We’ve started moving our logs, mostly syslog to graylog. It’s working great, and we want to take it further and add more structure to our log data.
Most of it is syslog, where we’re just shipping everything to graylog until we get a sense of what we can and need to store.It all goes to a single syslog input and to the default stream.
Apache logs are sent by filebeat to a single beats input. Then we have a netflow input for netflow data from routers and a GELF UDP input for our in-house java application.
Now, let’s say I want to create a dashboard for mail servers. Logs from our postfix mail servers is coming into the syslog input today and sent to the default stream. Where would it be best to extract data from postfix logs? On the host before sending to graylog, in an extractor (apparently being deprecated in favor of pipelines) or in a pipeline? If the answer is pipeline, should I first direct the messages to a dedicated stream and then run the pipeline there?
I know there are many ways to skin this cat, but I want to learn from others about faults and benefits of different ways.
Thank you, Einar, for your interesting post! It’s a great candidate for our Daily Challenge.
Hey, Grayloggers, Can you help Einar answer these challenges?
I want to create a dashboard for mail servers. Logs from our postfix mail servers is coming into the syslog input today and sent to the default stream.
Where would it be best to extract data from postfix logs?
On the host before sending to graylog, in an extractor (apparently being deprecated in favor of pipelines) or in a pipeline?
If the answer is pipeline, should I first direct the messages to a dedicated stream and then run the pipeline there?
The easiest way is if your device is sending logs to your INPUT GELF UDP then you can use your fields created and add/configure widgets to your to your dashboard.

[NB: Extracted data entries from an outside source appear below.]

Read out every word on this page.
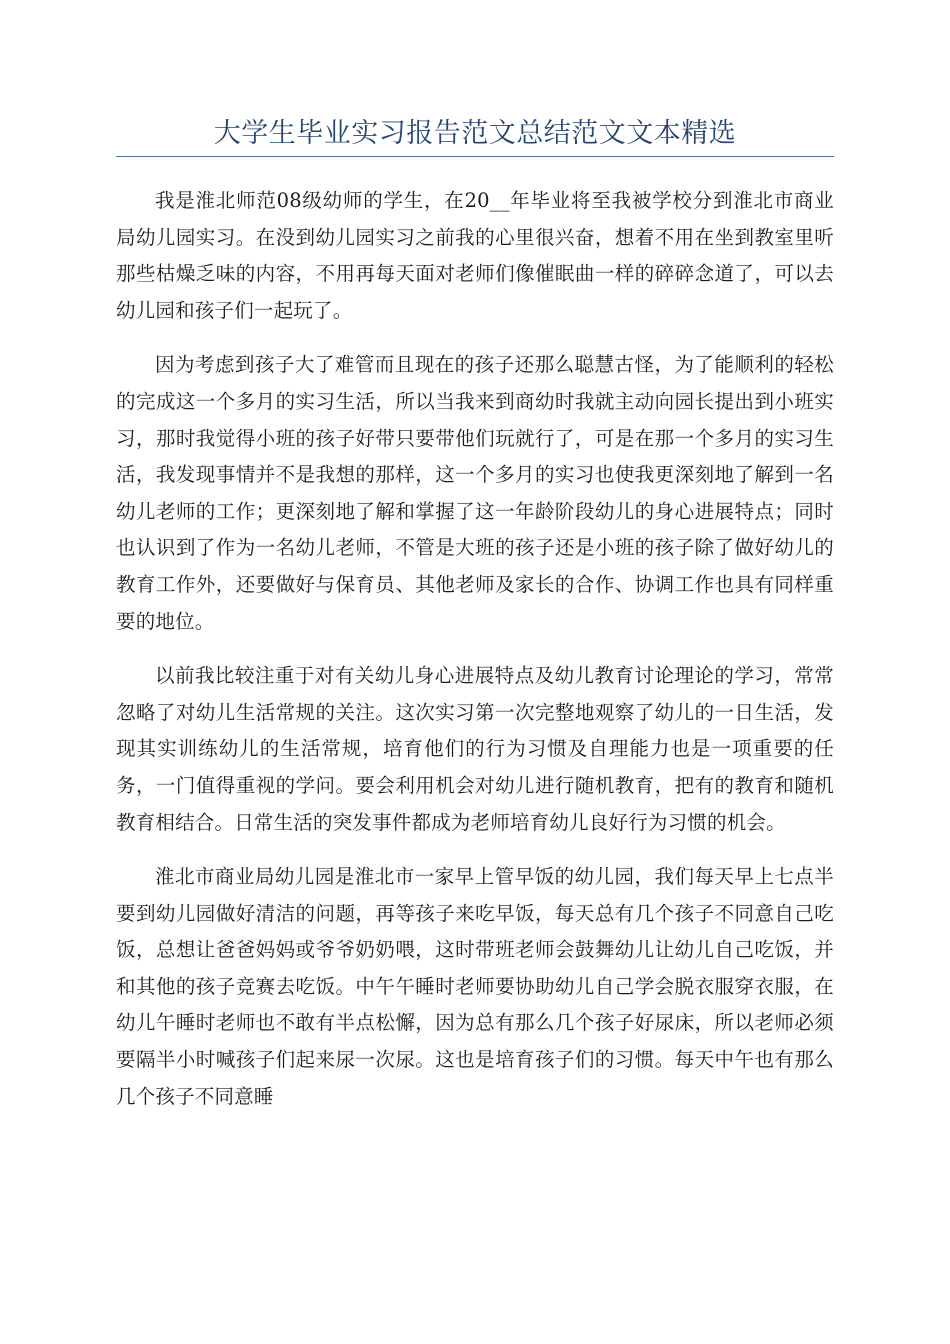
大学生毕业实习报告范文总结范文文本精选

我是淮北师范08级幼师的学生，在20__年毕业将至我被学校分到淮北市商业局幼儿园实习。在没到幼儿园实习之前我的心里很兴奋，想着不用在坐到教室里听那些枯燥乏味的内容，不用再每天面对老师们像催眠曲一样的碎碎念道了，可以去幼儿园和孩子们一起玩了。

因为考虑到孩子大了难管而且现在的孩子还那么聪慧古怪，为了能顺利的轻松的完成这一个多月的实习生活，所以当我来到商幼时我就主动向园长提出到小班实习，那时我觉得小班的孩子好带只要带他们玩就行了，可是在那一个多月的实习生活，我发现事情并不是我想的那样，这一个多月的实习也使我更深刻地了解到一名幼儿老师的工作；更深刻地了解和掌握了这一年龄阶段幼儿的身心进展特点；同时也认识到了作为一名幼儿老师，不管是大班的孩子还是小班的孩子除了做好幼儿的教育工作外，还要做好与保育员、其他老师及家长的合作、协调工作也具有同样重要的地位。

以前我比较注重于对有关幼儿身心进展特点及幼儿教育讨论理论的学习，常常忽略了对幼儿生活常规的关注。这次实习第一次完整地观察了幼儿的一日生活，发现其实训练幼儿的生活常规，培育他们的行为习惯及自理能力也是一项重要的任务，一门值得重视的学问。要会利用机会对幼儿进行随机教育，把有的教育和随机教育相结合。日常生活的突发事件都成为老师培育幼儿良好行为习惯的机会。

淮北市商业局幼儿园是淮北市一家早上管早饭的幼儿园，我们每天早上七点半要到幼儿园做好清洁的问题，再等孩子来吃早饭，每天总有几个孩子不同意自己吃饭，总想让爸爸妈妈或爷爷奶奶喂，这时带班老师会鼓舞幼儿让幼儿自己吃饭，并和其他的孩子竞赛去吃饭。中午午睡时老师要协助幼儿自己学会脱衣服穿衣服，在幼儿午睡时老师也不敢有半点松懈，因为总有那么几个孩子好尿床，所以老师必须要隔半小时喊孩子们起来尿一次尿。这也是培育孩子们的习惯。每天中午也有那么几个孩子不同意睡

You can also use streams to filter down what you need even more from those fields created.
Example of my Windows dashboard using GELF/TCP (i.e. so long as you have the fields).
Below is an example of a user/s logon after hours/weekend Input GELF TCP/TLS
I create a stream to filter down what I needed. This way I dont have to run this pipeline in “All Messges”. It made things a lot simpler for us.
rule "Between 6 AM and 6 PM"
when
( to_long(to_date($message.timestamp, "American/Chicago").hourOfDay) >= 0 AND to_long(to_date($message.timestamp, "American/Chicago").hourOfDay) <= 6 ) OR
( to_long(to_date($message.timestamp, "American/Chicago").hourOfDay) >= 18 AND to_long(to_date($message.timestamp, "American/Chicago").hourOfDay) <= 0 )
then
set_field("trigger_workhours_off", true);
end
rule "Off Work Weekend"
when
// from Monday (1) to Sunday (7)
to_long(to_date($message.timestamp, "American/Chicago").dayOfWeek) == 7 OR
to_long(to_date($message.timestamp, "American/Chicago").dayOfWeek) == 6
then
set_field("trigger_workhours_off", true);
end
Rule "Route to stream"
when
has_field("trigger_workhours_off")
then
route_to_stream(id:"5d8acba383d72e04cba96317");
end
At the end of the pipeline I have it going to a stream Called " Windows: User Logged in After Work Hours". this is where I set my Event Definitions to this steam. Some pipeline are simpler and maybe a lot easier just to create a pipeline, then other maybe a little more complicated. Depending on what you want to do.